Keep MFD dask output assembly lazy by brendancol · Pull Request #2886 · xarray-contrib/xarray-spatial

brendancol · 2026-06-02T22:00:17Z

Closes #2865.

What changed

The dask assembly step in flow_accumulation_mfd, flow_length_mfd, and watershed_mfd used to .compute() each tile and wrap the numpy result with da.from_array / da.block, which materialized the whole output raster during the function call.
Rebuilt the assembly with da.map_blocks over the lazy fractions array. The converged boundary snapshot and fraction strips are small, so they ride along in a closure and the per-tile kernel runs at compute time. The returned DataArray is now genuinely lazy.
Added a rechunk guard so the 8 direction bands stay in one chunk (every tile kernel needs all 8), and aligned the pour-points chunks to the fractions tile grid in watershed_mfd.
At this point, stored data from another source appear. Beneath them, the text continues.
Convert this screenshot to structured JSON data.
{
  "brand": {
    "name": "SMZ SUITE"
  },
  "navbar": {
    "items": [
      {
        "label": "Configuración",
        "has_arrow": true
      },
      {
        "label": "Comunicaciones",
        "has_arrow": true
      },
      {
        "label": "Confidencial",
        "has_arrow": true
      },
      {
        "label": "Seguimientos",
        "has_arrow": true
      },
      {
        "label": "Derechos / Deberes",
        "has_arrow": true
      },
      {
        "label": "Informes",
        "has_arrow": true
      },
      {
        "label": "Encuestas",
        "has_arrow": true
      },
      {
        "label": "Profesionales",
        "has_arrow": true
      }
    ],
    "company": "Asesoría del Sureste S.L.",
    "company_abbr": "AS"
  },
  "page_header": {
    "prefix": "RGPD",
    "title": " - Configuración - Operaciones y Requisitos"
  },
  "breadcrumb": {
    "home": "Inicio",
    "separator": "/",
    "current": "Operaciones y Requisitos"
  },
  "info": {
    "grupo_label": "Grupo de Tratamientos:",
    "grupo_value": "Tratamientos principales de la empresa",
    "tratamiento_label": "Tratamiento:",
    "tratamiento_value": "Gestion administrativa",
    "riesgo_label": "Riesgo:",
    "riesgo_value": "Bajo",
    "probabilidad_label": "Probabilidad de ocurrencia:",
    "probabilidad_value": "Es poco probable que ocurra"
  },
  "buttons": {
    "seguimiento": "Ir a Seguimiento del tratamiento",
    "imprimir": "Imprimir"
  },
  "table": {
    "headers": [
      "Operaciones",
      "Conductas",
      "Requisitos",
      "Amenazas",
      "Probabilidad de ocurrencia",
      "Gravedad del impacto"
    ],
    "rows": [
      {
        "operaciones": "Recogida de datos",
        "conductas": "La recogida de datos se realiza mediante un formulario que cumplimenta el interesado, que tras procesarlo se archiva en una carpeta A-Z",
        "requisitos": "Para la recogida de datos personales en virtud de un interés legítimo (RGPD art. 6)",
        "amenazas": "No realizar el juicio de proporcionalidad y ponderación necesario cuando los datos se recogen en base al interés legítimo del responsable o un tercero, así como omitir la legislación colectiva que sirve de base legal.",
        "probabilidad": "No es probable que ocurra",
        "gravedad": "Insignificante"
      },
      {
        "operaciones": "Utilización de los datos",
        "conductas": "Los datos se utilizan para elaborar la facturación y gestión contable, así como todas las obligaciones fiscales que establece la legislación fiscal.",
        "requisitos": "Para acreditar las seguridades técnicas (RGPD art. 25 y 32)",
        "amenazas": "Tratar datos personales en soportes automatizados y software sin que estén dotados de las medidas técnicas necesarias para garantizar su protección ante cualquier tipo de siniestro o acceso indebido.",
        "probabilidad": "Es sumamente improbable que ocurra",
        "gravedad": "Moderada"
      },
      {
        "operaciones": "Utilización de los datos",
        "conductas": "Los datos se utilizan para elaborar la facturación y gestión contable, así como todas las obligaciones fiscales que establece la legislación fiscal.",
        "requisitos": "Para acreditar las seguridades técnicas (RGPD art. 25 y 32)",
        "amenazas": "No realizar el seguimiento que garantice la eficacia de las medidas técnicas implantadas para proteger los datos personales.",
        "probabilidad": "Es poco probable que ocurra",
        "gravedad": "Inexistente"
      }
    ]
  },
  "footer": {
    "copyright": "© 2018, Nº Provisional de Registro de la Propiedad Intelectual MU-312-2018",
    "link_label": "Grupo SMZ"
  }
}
The boundary-convergence sweep that runs before assembly still reads tile data eagerly. That is inherent to the algorithm and is tracked separately in #2885, along with the same assembly rework for the stream and hand MFD modules.

Backend coverage

numpy and cupy paths are unchanged. The lazy rework applies to dask+numpy and dask+cupy (the cupy variant converts to numpy, runs the same iterative path, and converts back).

Test plan

flow_accumulation_mfd, flow_length_mfd, watershed_mfd dask results match numpy
New test asserts the assembly kernel runs at compute time, not during the call
New test covers an input chunked along the 8-band axis (rechunk guard)
New test covers pour points chunked differently from fractions
Full hydro suite passes (860 tests)

The dask assembly step in flow_accumulation_mfd, flow_length_mfd, and watershed_mfd computed each tile and wrapped the numpy result with da.from_array / da.block, materializing the full output raster during the API call. Rebuild the result with da.map_blocks over the lazy fractions array, passing the small converged boundary snapshot into the block function so the per-tile kernel runs at compute time. The boundary-convergence sweep still reads tile data eagerly by design; lazifying that phase is tracked separately.

brendancol

PR Review: Keep MFD dask output assembly lazy

Blockers (must fix before merge)

None.

Suggestions (should fix, not blocking)

None blocking. The change is well scoped and the tests cover the laziness contract directly.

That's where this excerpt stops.